LES FINES GUEULES…
OU L’ART DÉLICIEUX DE CÉDER À LA TENTATION !
Lyon 2026, nous sommes de retour pour le Spirit International Trophy, deux ans déjà depuis notre précédente visite, autant dire une éternité à l’échelle d’un coup de fourchette. À l’époque, on avait enchaîné les excellentes tables, mais il y en a une qui nous avait laissé un souvenir façon courant alternatif 380 volts direct dans les papilles ! Autant dire qu’on n’a pas hésité longtemps avant d’y retourner.

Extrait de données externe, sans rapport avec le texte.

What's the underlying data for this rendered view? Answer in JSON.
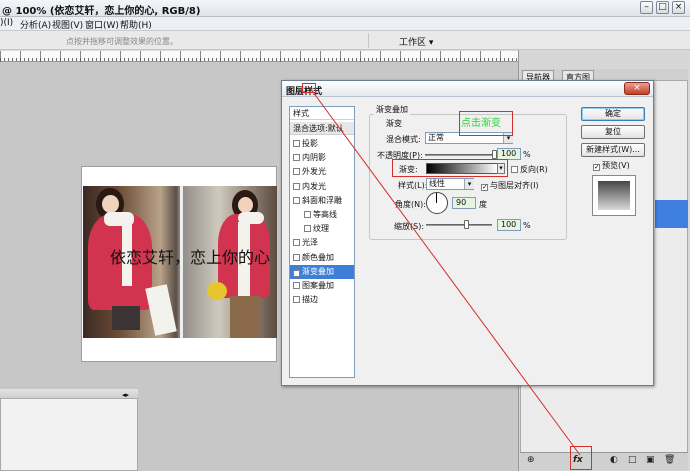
{
  "window": {
    "title": "@ 100% (依恋艾轩，恋上你的心, RGB/8)",
    "controls": [
      "–",
      "□",
      "×"
    ]
  },
  "menubar": {
    "items": [
      ")(I)",
      "分析(A)",
      "视图(V)",
      "窗口(W)",
      "帮助(H)"
    ]
  },
  "options_bar": {
    "hint": "点按并拖移可调整效果的位置。",
    "workspace": "工作区 ▾"
  },
  "document": {
    "overlay_text": "依恋艾轩，恋上你的心"
  },
  "right_panel": {
    "tabs": [
      "导航器",
      "直方图"
    ],
    "bottom_icons": [
      "⊕",
      "fx",
      "◐",
      "□",
      "▣",
      "🗑"
    ]
  },
  "dialog": {
    "title": "图层样式",
    "close": "×",
    "style_list": {
      "header": "样式",
      "blend_options": "混合选项:默认",
      "items": [
        {
          "label": "投影",
          "checked": false,
          "sub": false
        },
        {
          "label": "内阴影",
          "checked": false,
          "sub": false
        },
        {
          "label": "外发光",
          "checked": false,
          "sub": false
        },
        {
          "label": "内发光",
          "checked": false,
          "sub": false
        },
        {
          "label": "斜面和浮雕",
          "checked": false,
          "sub": false
        },
        {
          "label": "等高线",
          "checked": false,
          "sub": true
        },
        {
          "label": "纹理",
          "checked": false,
          "sub": true
        },
        {
          "label": "光泽",
          "checked": false,
          "sub": false
        },
        {
          "label": "颜色叠加",
          "checked": false,
          "sub": false
        },
        {
          "label": "渐变叠加",
          "checked": true,
          "sub": false,
          "selected": true
        },
        {
          "label": "图案叠加",
          "checked": false,
          "sub": false
        },
        {
          "label": "描边",
          "checked": false,
          "sub": false
        }
      ]
    },
    "group_title": "渐变叠加",
    "group_subtitle": "渐变",
    "blend_mode_label": "混合模式:",
    "blend_mode_value": "正常",
    "opacity_label": "不透明度(P):",
    "opacity_value": "100",
    "opacity_unit": "%",
    "opacity_level": 1.0,
    "gradient_label": "渐变:",
    "reverse_label": "反向(R)",
    "reverse_checked": false,
    "style_label": "样式(L):",
    "style_value": "线性",
    "align_label": "与图层对齐(I)",
    "align_checked": true,
    "angle_label": "角度(N):",
    "angle_value": "90",
    "angle_unit": "度",
    "scale_label": "缩放(S):",
    "scale_value": "100",
    "scale_unit": "%",
    "scale_level": 1.0,
    "ok_button": "确定",
    "reset_button": "复位",
    "new_style_button": "新建样式(W)...",
    "preview_label": "预览(V)",
    "preview_checked": true
  },
  "annotation": {
    "text": "点击渐变",
    "color": "#2bd13c",
    "box_color": "#d0312d"
  }
}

Je pousse la porte, Joël est au comptoir, il me dévisage avec un sourire naissant mais légèrement perplexe qui pourrait dire « Caramba ! Mais ils sont de retour ! ». Oui Chef, on est là et on commence chez toi, parce qu’on a de la suite dans les idées… et dans l’estomac !
Salle comble, visiblement, on n’est pas les seuls à avoir eu cette brillante idée. Direction l’étage par l’escalier à simple circonvolution hélicoïdale (oui, je sais, ça en jette toujours !) Installés entre le bar de la cuisine et les marches, en immersion totale… presque en cuisine, presque en spectacle vivant.
L’équipe est au complet, la même qu’il y a 48 mois ! Joël Salzi et son équipe, pour sûr, vont s’occuper de nous ! Et là… BOUM ! Première salve de Communards. On est repartis en 1871, ambiance barricades et révolution liquide. Vive l’insurrection ! « On a vidé nos verres, c’est la faute à Voltaire, et on n’a pas bu d’eau, c’est la faute à Rousseau ! » Les renforts arrivent avec des Gratons, de la Cervelle des Canuts et de la Rosette de Lyon ! On tient la position. On redemande une salve. Et là ; traîtrise magnifique : des os à moelle gratinés à la moutarde débarquent. « C’est juste pour goûter », qu’il dit le Joël ! Bien sûr Chef, comme si on savait faire “juste goûter”. Et on n’a même pas commencé à manger !
Pour les ceusses qui auraient oublié… Le Communard, à Lyon, c’est un apéritif-maison composé de vin rouge frais auquel on ajoute de la crème de cassis, de la crème de mûre et de la crème de framboise… C’est tout bonnement délicieux ! Si vous vous baladez du côté de la Bourgogne, vous le retrouverez mais sous l’appellation « Cardinal ».
Puis vient le moment sérieux. Enfin, façon de parler… En entrées : Œufs frais pochés en « Meurette », Fine Terrine maison de foies de volaille vinaigrette à l’ancienne, et pour Bibi Fricotin ; Terrine de queue de bœuf maison et son mesclun ! Du côté des plats : Pieds de cochon patiemment désossés et panés, Tête de veau et langue de bœuf sauce Gribiche, et Andouillette Lyonnaise de fraise de Veau, sauce à la graine de Moutarde !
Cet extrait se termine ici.